One of their biggest fans is Dr. Oscar Passley,  who heads up the college’s music program and has had the brothers in his classes for a few years now. He predicts that the brothers will make it big thanks to their hard work and dedication.

“They’re very talented,” Passley said.  “I could literally see them at the Grammys. It’s my job to give them the tools to be successful.”

He described the brothers’ relationship as like peanut butter and jelly: when one is seen, the other isn’t too far behind.

The band is made up of K.J. and Kwinton, as well as Brandon Price and JaQuay Morgan. They were all born and raised in the Dallas area and have plans to further their careers in the music industry and are currently working on releasing their first EP.

K.J. plays bass, Kwinton plays keyboard, Price plays drums, and Morgan is the bands lead singer. Friday’s Foolery was formed a little over a year ago after a Friday night music practice at church.

“We were having a little jam session, and we started playing the theme song from “Chip and Dale: Rescue Rangers’ Kwinton said. “That’s how we came up with the name Friday’s Foolery.”

Kwinton said there is a certain feeling of accomplishment in recording the band’s original music that he doesn’t get from practicing or performing covers.

“It gave me a feeling that all the time I put into it turned into something better than I could have ever imagined,” K.J. said.

After the EP is released this summer, they plan on performing locally and working toward a record deal.

The band’s highlight thus far was performing live for the first time at the GreenHouse restaurant in Denton.

“The crowd’s response was really warm, and they really enjoyed what we were doing,” Kwinton said. “There were about 40-50 [people there], but it was a small room, so it was a cool vibe.”

The band’s influences include Michael Jackson, Stevie Wonder, Miles Davis and several other jazz and gospel singers.

“We try to be as relative as possible [with our music],” Morgan said. “We sing about love, current situations and things that people can relate to and be touched by.
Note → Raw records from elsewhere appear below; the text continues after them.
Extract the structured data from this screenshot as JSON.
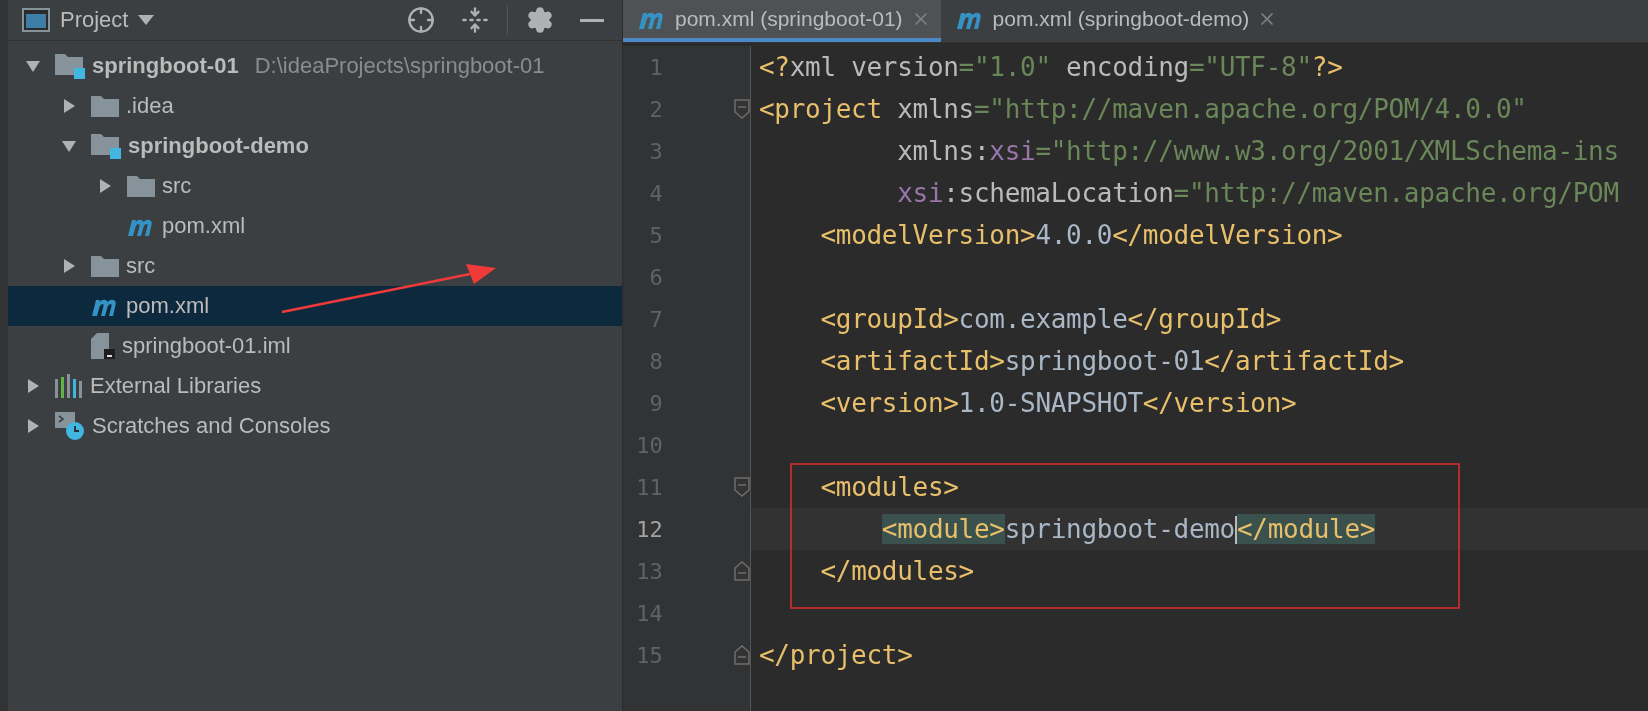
{
  "project_panel": {
    "title": "Project",
    "tree": [
      {
        "label": "springboot-01",
        "hint": "D:\\ideaProjects\\springboot-01",
        "kind": "module",
        "bold": true,
        "expanded": true,
        "selected": false,
        "children": [
          {
            "label": ".idea",
            "kind": "folder",
            "bold": false,
            "expanded": false,
            "selected": false
          },
          {
            "label": "springboot-demo",
            "kind": "module",
            "bold": true,
            "expanded": true,
            "selected": false,
            "children": [
              {
                "label": "src",
                "kind": "folder",
                "bold": false,
                "expanded": false,
                "selected": false
              },
              {
                "label": "pom.xml",
                "kind": "maven",
                "bold": false,
                "selected": false
              }
            ]
          },
          {
            "label": "src",
            "kind": "folder",
            "bold": false,
            "expanded": false,
            "selected": false
          },
          {
            "label": "pom.xml",
            "kind": "maven",
            "bold": false,
            "selected": true
          },
          {
            "label": "springboot-01.iml",
            "kind": "iml",
            "bold": false,
            "selected": false
          }
        ]
      },
      {
        "label": "External Libraries",
        "kind": "libraries",
        "bold": false,
        "expanded": false,
        "selected": false
      },
      {
        "label": "Scratches and Consoles",
        "kind": "scratches",
        "bold": false,
        "expanded": false,
        "selected": false
      }
    ]
  },
  "editor": {
    "tabs": [
      {
        "label": "pom.xml (springboot-01)",
        "selected": true
      },
      {
        "label": "pom.xml (springboot-demo)",
        "selected": false
      }
    ],
    "lines": [
      {
        "number": "1",
        "fold_start": false,
        "fold_end": false,
        "current": false,
        "tokens": [
          {
            "kind": "tag",
            "text": "<?"
          },
          {
            "kind": "attr",
            "text": "xml version"
          },
          {
            "kind": "eq",
            "text": "="
          },
          {
            "kind": "str",
            "text": "\"1.0\""
          },
          {
            "kind": "attr",
            "text": " encoding"
          },
          {
            "kind": "eq",
            "text": "="
          },
          {
            "kind": "str",
            "text": "\"UTF-8\""
          },
          {
            "kind": "tag",
            "text": "?>"
          }
        ]
      },
      {
        "number": "2",
        "fold_start": true,
        "fold_end": false,
        "current": false,
        "tokens": [
          {
            "kind": "tag",
            "text": "<project"
          },
          {
            "kind": "attr",
            "text": " xmlns"
          },
          {
            "kind": "eq",
            "text": "="
          },
          {
            "kind": "str",
            "text": "\"http://maven.apache.org/POM/4.0.0\""
          }
        ]
      },
      {
        "number": "3",
        "fold_start": false,
        "fold_end": false,
        "current": false,
        "tokens": [
          {
            "kind": "attr",
            "text": "         xmlns:"
          },
          {
            "kind": "ns",
            "text": "xsi"
          },
          {
            "kind": "eq",
            "text": "="
          },
          {
            "kind": "str",
            "text": "\"http://www.w3.org/2001/XMLSchema-ins"
          }
        ]
      },
      {
        "number": "4",
        "fold_start": false,
        "fold_end": false,
        "current": false,
        "tokens": [
          {
            "kind": "ns",
            "text": "         xsi"
          },
          {
            "kind": "attr",
            "text": ":schemaLocation"
          },
          {
            "kind": "eq",
            "text": "="
          },
          {
            "kind": "str",
            "text": "\"http://maven.apache.org/POM"
          }
        ]
      },
      {
        "number": "5",
        "fold_start": false,
        "fold_end": false,
        "current": false,
        "tokens": [
          {
            "kind": "tag",
            "text": "    <modelVersion>"
          },
          {
            "kind": "text",
            "text": "4.0.0"
          },
          {
            "kind": "tag",
            "text": "</modelVersion>"
          }
        ]
      },
      {
        "number": "6",
        "fold_start": false,
        "fold_end": false,
        "current": false
      },
      {
        "number": "7",
        "fold_start": false,
        "fold_end": false,
        "current": false,
        "tokens": [
          {
            "kind": "tag",
            "text": "    <groupId>"
          },
          {
            "kind": "text",
            "text": "com.example"
          },
          {
            "kind": "tag",
            "text": "</groupId>"
          }
        ]
      },
      {
        "number": "8",
        "fold_start": false,
        "fold_end": false,
        "current": false,
        "tokens": [
          {
            "kind": "tag",
            "text": "    <artifactId>"
          },
          {
            "kind": "text",
            "text": "springboot-01"
          },
          {
            "kind": "tag",
            "text": "</artifactId>"
          }
        ]
      },
      {
        "number": "9",
        "fold_start": false,
        "fold_end": false,
        "current": false,
        "tokens": [
          {
            "kind": "tag",
            "text": "    <version>"
          },
          {
            "kind": "text",
            "text": "1.0-SNAPSHOT"
          },
          {
            "kind": "tag",
            "text": "</version>"
          }
        ]
      },
      {
        "number": "10",
        "fold_start": false,
        "fold_end": false,
        "current": false
      },
      {
        "number": "11",
        "fold_start": true,
        "fold_end": false,
        "current": false,
        "tokens": [
          {
            "kind": "tag",
            "text": "    <modules>"
          }
        ]
      },
      {
        "number": "12",
        "fold_start": false,
        "fold_end": false,
        "current": true,
        "tokens": [
          {
            "kind": "tag",
            "text": "        <module>",
            "matched": true,
            "caret": false
          },
          {
            "kind": "text",
            "text": "springboot-demo",
            "matched": false,
            "caret": true
          },
          {
            "kind": "tag",
            "text": "</module>",
            "matched": true,
            "caret": false
          }
        ]
      },
      {
        "number": "13",
        "fold_start": false,
        "fold_end": true,
        "current": false,
        "tokens": [
          {
            "kind": "tag",
            "text": "    </modules>"
          }
        ]
      },
      {
        "number": "14",
        "fold_start": false,
        "fold_end": false,
        "current": false
      },
      {
        "number": "15",
        "fold_start": false,
        "fold_end": true,
        "current": false,
        "tokens": [
          {
            "kind": "tag",
            "text": "</project>"
          }
        ]
      }
    ]
  }
}
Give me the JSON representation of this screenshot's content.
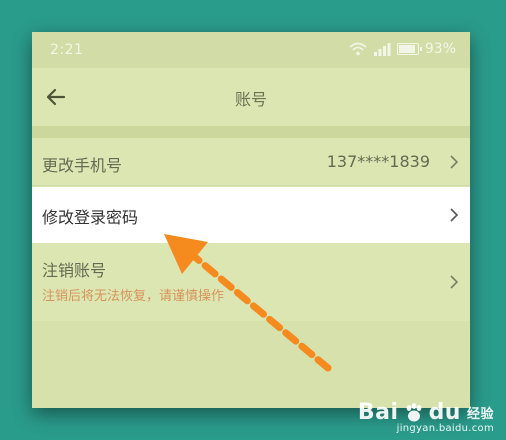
{
  "status_bar": {
    "time": "2:21",
    "battery": "93%",
    "battery_level": 0.93
  },
  "header": {
    "title": "账号"
  },
  "settings": {
    "rows": [
      {
        "label": "更改手机号",
        "value": "137****1839"
      },
      {
        "label": "修改登录密码"
      },
      {
        "label": "注销账号",
        "warning": "注销后将无法恢复，请谨慎操作"
      }
    ]
  },
  "annotation": {
    "arrow_color": "#f58a1f"
  },
  "watermark": {
    "brand": "Bai",
    "brand_suffix": "du",
    "product": "经验",
    "url": "jingyan.baidu.com"
  },
  "colors": {
    "background": "#2a9c8c",
    "screen": "#d9e4b1",
    "highlight_row": "#ffffff",
    "warning_text": "#d9935a"
  }
}
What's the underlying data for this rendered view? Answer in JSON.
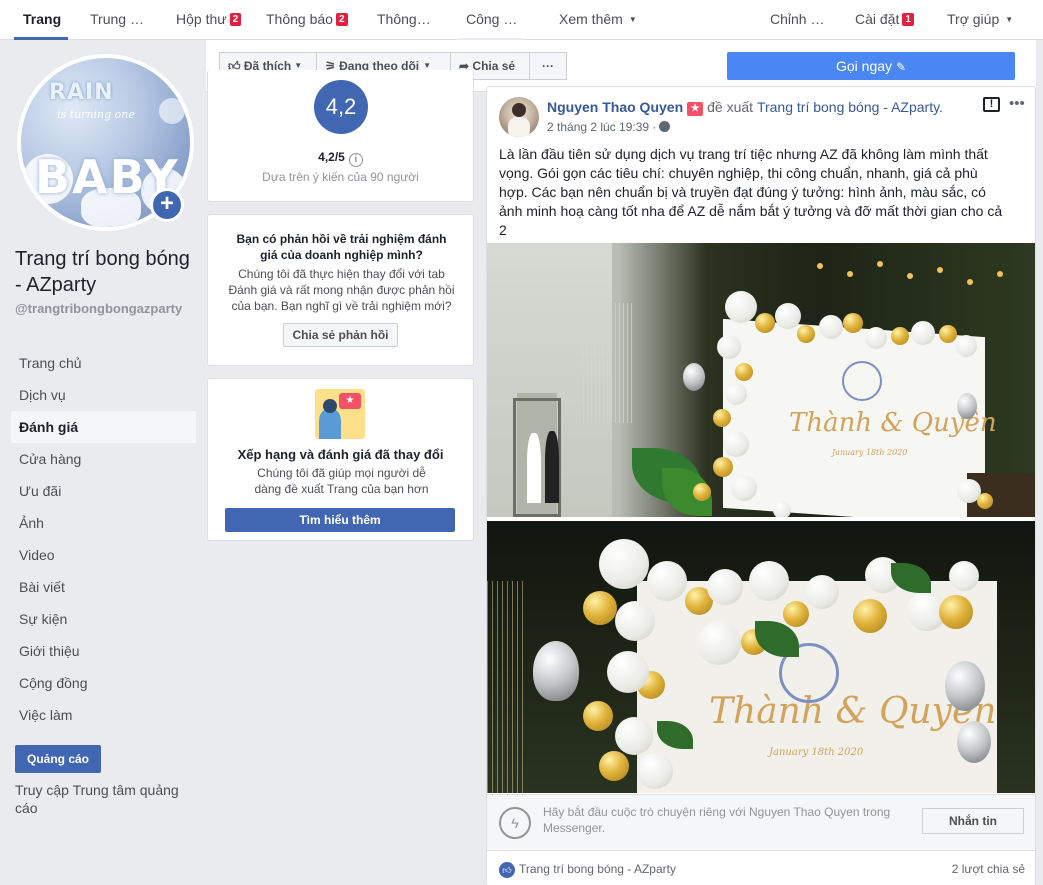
{
  "topnav": {
    "tabs": [
      {
        "label": "Trang",
        "badge": ""
      },
      {
        "label": "Trung …",
        "badge": ""
      },
      {
        "label": "Hộp thư",
        "badge": "2"
      },
      {
        "label": "Thông báo",
        "badge": "2"
      },
      {
        "label": "Thông…",
        "badge": ""
      },
      {
        "label": "Công …",
        "badge": ""
      },
      {
        "label": "Xem thêm",
        "badge": ""
      }
    ],
    "right": [
      {
        "label": "Chỉnh …",
        "badge": ""
      },
      {
        "label": "Cài đặt",
        "badge": "1"
      },
      {
        "label": "Trợ giúp",
        "badge": ""
      }
    ]
  },
  "page": {
    "avatar_text": {
      "line1": "RAIN",
      "line2": "is turning one",
      "line3": "BABY"
    },
    "name": "Trang trí bong bóng - AZparty",
    "handle": "@trangtribongbongazparty"
  },
  "sidebar": {
    "items": [
      {
        "label": "Trang chủ"
      },
      {
        "label": "Dịch vụ"
      },
      {
        "label": "Đánh giá"
      },
      {
        "label": "Cửa hàng"
      },
      {
        "label": "Ưu đãi"
      },
      {
        "label": "Ảnh"
      },
      {
        "label": "Video"
      },
      {
        "label": "Bài viết"
      },
      {
        "label": "Sự kiện"
      },
      {
        "label": "Giới thiệu"
      },
      {
        "label": "Cộng đồng"
      },
      {
        "label": "Việc làm"
      }
    ],
    "active": "Đánh giá",
    "ads_button": "Quảng cáo",
    "ads_center_link": "Truy cập Trung tâm quảng cáo"
  },
  "actionbar": {
    "liked": "Đã thích",
    "following": "Đang theo dõi",
    "share": "Chia sẻ",
    "more": "···",
    "call": "Gọi ngay"
  },
  "rating": {
    "score": "4,2",
    "score_text": "4,2/5",
    "based_on": "Dựa trên ý kiến của 90 người"
  },
  "feedback_card": {
    "title": "Bạn có phản hồi về trải nghiệm đánh giá của doanh nghiệp mình?",
    "body": "Chúng tôi đã thực hiện thay đổi với tab Đánh giá và rất mong nhận được phản hồi của bạn. Bạn nghĩ gì về trải nghiệm mới?",
    "button": "Chia sẻ phản hồi"
  },
  "change_card": {
    "title": "Xếp hạng và đánh giá đã thay đổi",
    "body": "Chúng tôi đã giúp mọi người dễ dàng đề xuất Trang của bạn hơn",
    "button": "Tìm hiểu thêm"
  },
  "post": {
    "author": "Nguyen Thao Quyen",
    "recommends": "đề xuất",
    "page_link": "Trang trí bong bóng - AZparty.",
    "date": "2 tháng 2 lúc 19:39 ·",
    "text": "Là lần đầu tiên sử dụng dịch vụ trang trí tiệc nhưng AZ đã không làm mình thất vọng. Gói gọn các tiêu chí: chuyên nghiệp, thi công chuẩn, nhanh, giá cả phù hợp. Các bạn nên chuẩn bị và truyền đạt đúng ý tưởng: hình ảnh, màu sắc, có ảnh minh hoạ càng tốt nha để AZ dễ nắm bắt ý tưởng và đỡ mất thời gian cho cả 2",
    "photo1_script": {
      "names": "Thành & Quyên",
      "date": "January 18th 2020"
    },
    "photo2_script": {
      "names": "Thành & Quyên",
      "date": "January 18th 2020"
    },
    "messenger_prompt": "Hãy bắt đầu cuộc trò chuyện riêng với Nguyen Thao Quyen trong Messenger.",
    "message_button": "Nhắn tin",
    "footer_page": "Trang trí bong bóng - AZparty",
    "shares": "2 lượt chia sẻ"
  },
  "colors": {
    "brand": "#4267b2",
    "link": "#365899",
    "badge": "#e41e3f",
    "background": "#e9ebee"
  }
}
We try to include a message in each song.”

All of the music they perform and record is original and is representative of their efforts to stay creative and true to themselves.

“We don’t want to sell out on our morals or do something just because it’s popular,” Kwinton said. “We just want to be our own band and not copy anybody else.”

The band’s motto has developed into “Creativity through Diversity.”

“We have four different minds and four different opinions, and we all have to put them into one to get one product,” Kwinton said. “It’s really about patience and practice because it’s going to take time. You have to commit to the process of becoming what you want to be and not rushing it.”

Like most musicians, there tend to be disagreements between band members. However, those arguments usually bring them closer and strengthen their ties.

“If you have a band and you’re just going in there and butting heads the whole time, you’re not going to get anything accomplished,” K.J. said. “There has to be cooperation.”

The members credit their determination, patience and practice for their success but also say they’ve gotten a lots of help from others, particularly their family.

“Even at the very beginning, [our families] always encouraged and supported us,” Kwinton said. “I am extremely grateful for them.”

K.J. said when there were slow points in rehearsals, his family would encourage the band to start practicing again.

Eventually, the band members hope to leave their hometown and tour the world.

They want to make their music available to anyone who will listen.

“The reason why I wanted to start the band was because I wanted more people to hear my music,” Kwinton said. “I want my music to be something more, something to be remembered by whoever will listen to it. I want them to be able to feel the words.”